Casal de 69 e 74 anos participou da websérie ‘LGBT+60’, do #Colabora, e do especial ‘Falas de orgulho’, da Rede Globo. Agora, elas protagonizam um conto de fadas moderno

Por Yuri Alves Fernandes | ODS 16 • Publicada em 5 de outubro de 2021 - 19:39 • Atualizada em 27 de outubro de 2021 - 08:30

Ângela e Wilmann se casam em uma celebração religiosa com efeito civil oficiada pelo Reverendo Cristiano Valério, da Igreja da Comunidade Metropolitana de São Paulo (Foto: Rayana Azevêdo)

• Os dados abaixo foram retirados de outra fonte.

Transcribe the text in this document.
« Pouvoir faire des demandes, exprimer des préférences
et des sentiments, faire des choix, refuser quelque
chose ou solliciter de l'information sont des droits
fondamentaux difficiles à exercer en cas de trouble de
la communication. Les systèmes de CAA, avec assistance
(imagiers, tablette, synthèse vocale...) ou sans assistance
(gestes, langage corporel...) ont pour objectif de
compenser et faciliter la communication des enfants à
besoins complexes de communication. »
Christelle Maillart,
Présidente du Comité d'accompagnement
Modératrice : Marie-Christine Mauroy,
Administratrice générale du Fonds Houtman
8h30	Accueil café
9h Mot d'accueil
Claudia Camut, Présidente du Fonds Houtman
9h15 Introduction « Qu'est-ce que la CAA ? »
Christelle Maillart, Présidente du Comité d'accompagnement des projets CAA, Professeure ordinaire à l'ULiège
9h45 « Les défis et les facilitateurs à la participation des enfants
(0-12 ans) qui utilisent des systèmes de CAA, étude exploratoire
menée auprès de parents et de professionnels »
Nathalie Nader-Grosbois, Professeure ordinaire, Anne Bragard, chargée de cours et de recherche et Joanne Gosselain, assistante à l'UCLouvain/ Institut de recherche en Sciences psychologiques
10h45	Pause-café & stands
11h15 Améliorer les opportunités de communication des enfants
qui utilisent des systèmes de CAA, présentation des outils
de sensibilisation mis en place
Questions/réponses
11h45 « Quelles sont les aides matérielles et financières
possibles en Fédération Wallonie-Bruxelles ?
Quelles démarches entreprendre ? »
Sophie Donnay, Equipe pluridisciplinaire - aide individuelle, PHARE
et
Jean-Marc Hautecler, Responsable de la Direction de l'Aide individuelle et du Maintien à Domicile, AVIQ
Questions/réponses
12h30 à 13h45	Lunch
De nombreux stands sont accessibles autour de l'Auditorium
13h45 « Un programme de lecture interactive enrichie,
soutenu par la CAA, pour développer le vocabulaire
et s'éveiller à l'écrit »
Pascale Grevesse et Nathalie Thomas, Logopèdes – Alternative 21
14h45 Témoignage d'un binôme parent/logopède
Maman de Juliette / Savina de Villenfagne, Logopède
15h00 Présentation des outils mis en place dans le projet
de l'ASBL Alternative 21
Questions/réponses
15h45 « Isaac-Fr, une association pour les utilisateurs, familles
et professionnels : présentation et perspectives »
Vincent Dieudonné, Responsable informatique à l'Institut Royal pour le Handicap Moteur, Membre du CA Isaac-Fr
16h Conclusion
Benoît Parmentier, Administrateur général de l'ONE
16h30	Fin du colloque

“Estou no meu dia de princesa”. Foi com essas palavras que Wilmann Defacio, 74 anos, definiu o momento pouco antes de se casar oficialmente com Ângela Fontes, de 69. As duas já vivem juntas há 26 anos e o casamento era um sonho antigo. Um conto de fadas que – ainda bem – nada lembra os clássicos que estamos cansados de ouvir ou ler. Mas em comum o final feliz, que no caso das duas idosas encerra apenas um capítulo desta história que seguirá sendo vivida e, certamente, narrada de diferentes formas.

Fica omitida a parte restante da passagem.